- Associated Press - Sunday, March 18, 2018

HONOLULU (AP) - The state of Hawaii has increased its collection of funds that inmates and parolees owe to their crime victims, creating a model experts say other states should follow.

The state collected about 70 percent more from the offenders and made 40 percent more disbursements to victims from 2013 to 2016, mostly by focusing on improvements in policy, data collection and interagency coordination, according to the Justice Center for the Council of State Governments.

Hawaii in fiscal year 2016 collected nearly $367,000 from inmates and parolees, compared with $216,744 in 2013, according to the Justice Center data.

Tallies for 2017, though not part of the Justice Center analysis, show about $587,000 was collected.

The collection amounts do not include payments made by probationers - criminal offenders whose initial sentences include probation.

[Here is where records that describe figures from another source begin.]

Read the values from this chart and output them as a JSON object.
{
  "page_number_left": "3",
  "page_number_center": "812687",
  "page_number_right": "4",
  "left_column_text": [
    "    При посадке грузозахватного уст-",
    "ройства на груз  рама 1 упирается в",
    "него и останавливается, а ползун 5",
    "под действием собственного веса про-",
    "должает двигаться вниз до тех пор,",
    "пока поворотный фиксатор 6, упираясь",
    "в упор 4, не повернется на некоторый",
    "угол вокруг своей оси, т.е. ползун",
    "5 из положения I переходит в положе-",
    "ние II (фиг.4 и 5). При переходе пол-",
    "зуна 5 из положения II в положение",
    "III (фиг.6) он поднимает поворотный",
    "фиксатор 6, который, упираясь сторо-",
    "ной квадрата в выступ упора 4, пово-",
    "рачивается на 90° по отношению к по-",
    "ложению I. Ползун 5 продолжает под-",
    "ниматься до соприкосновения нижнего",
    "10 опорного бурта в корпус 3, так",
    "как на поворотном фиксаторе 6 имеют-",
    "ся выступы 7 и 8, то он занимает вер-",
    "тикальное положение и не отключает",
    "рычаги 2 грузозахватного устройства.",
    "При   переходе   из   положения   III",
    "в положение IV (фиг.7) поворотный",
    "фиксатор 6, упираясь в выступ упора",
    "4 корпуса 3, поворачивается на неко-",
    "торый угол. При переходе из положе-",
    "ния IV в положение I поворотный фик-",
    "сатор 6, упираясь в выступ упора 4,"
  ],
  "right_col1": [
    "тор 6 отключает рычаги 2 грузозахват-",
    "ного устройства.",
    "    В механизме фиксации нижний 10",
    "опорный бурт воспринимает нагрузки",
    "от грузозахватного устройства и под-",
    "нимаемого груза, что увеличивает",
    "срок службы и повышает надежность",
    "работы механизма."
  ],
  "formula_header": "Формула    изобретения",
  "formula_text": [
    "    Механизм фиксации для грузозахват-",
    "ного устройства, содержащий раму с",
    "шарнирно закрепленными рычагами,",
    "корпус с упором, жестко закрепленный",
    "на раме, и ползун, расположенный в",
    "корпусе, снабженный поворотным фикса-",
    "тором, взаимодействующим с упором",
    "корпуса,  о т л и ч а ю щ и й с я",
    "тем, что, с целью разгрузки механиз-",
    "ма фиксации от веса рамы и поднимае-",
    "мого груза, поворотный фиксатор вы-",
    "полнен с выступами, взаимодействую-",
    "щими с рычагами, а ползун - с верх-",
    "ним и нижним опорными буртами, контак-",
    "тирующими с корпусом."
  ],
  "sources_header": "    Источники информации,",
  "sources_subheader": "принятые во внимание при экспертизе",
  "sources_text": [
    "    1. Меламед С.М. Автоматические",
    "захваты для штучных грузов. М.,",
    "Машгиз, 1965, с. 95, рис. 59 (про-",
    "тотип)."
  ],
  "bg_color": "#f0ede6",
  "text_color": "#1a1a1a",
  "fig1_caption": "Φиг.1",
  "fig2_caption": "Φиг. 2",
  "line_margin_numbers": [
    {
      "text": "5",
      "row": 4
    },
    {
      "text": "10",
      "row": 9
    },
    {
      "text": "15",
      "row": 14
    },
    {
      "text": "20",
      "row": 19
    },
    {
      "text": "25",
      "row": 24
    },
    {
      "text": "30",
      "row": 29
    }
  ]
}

The agenda for a National Association of Attorneys General conference last month in Washington D.C., noted Hawaii had developed a national model for improving management of victim restitution, the Honolulu Star-Advertiser reported .

“I love what they’re doing in Hawaii, and I hope that a lot of us can replicate that,” said Darlene Hutchinson, director of the federal Office for Victims of Crime.

“When people say you can’t squeeze blood from a turnip, I’ll tell them to go to Hawaii because look at the (restitution results),” said Anne Seymour, national crime victim advocate and consultant to Pew Charitable Trusts. “They’re just amazing.”

Both women made those statements during a panel discussion at the conference.

The restitution totals analyzed by the center did not include about $1.2 million collected since 2012 via 10 large one-time payments ranging from $11,470 to $353,064. That money, paid mostly in theft and money-laundering cases, was excluded so the restitution data would show trends with regular payments.

The number of restitution payments from inmates and parolees also has been on the rise, hitting nearly 2,500 in 2016, up from 1,771 in 2013, according to the Justice Center. In 2010, only 253 payments were made.

Marc Pelka, deputy director of state initiatives for the New York-based Justice Center, said many states lack the depth of data Hawaii has for its restitution program, making comparisons with other states difficult. In compiling data, some states don’t even separate restitution amounts from fines and other types of penalties.

Hawaii’s success, however, could inspire other states to take similar action, Pelka said.

“It’s given a whole new approach to talking about victim restitution in a way that is much more positive,” he said.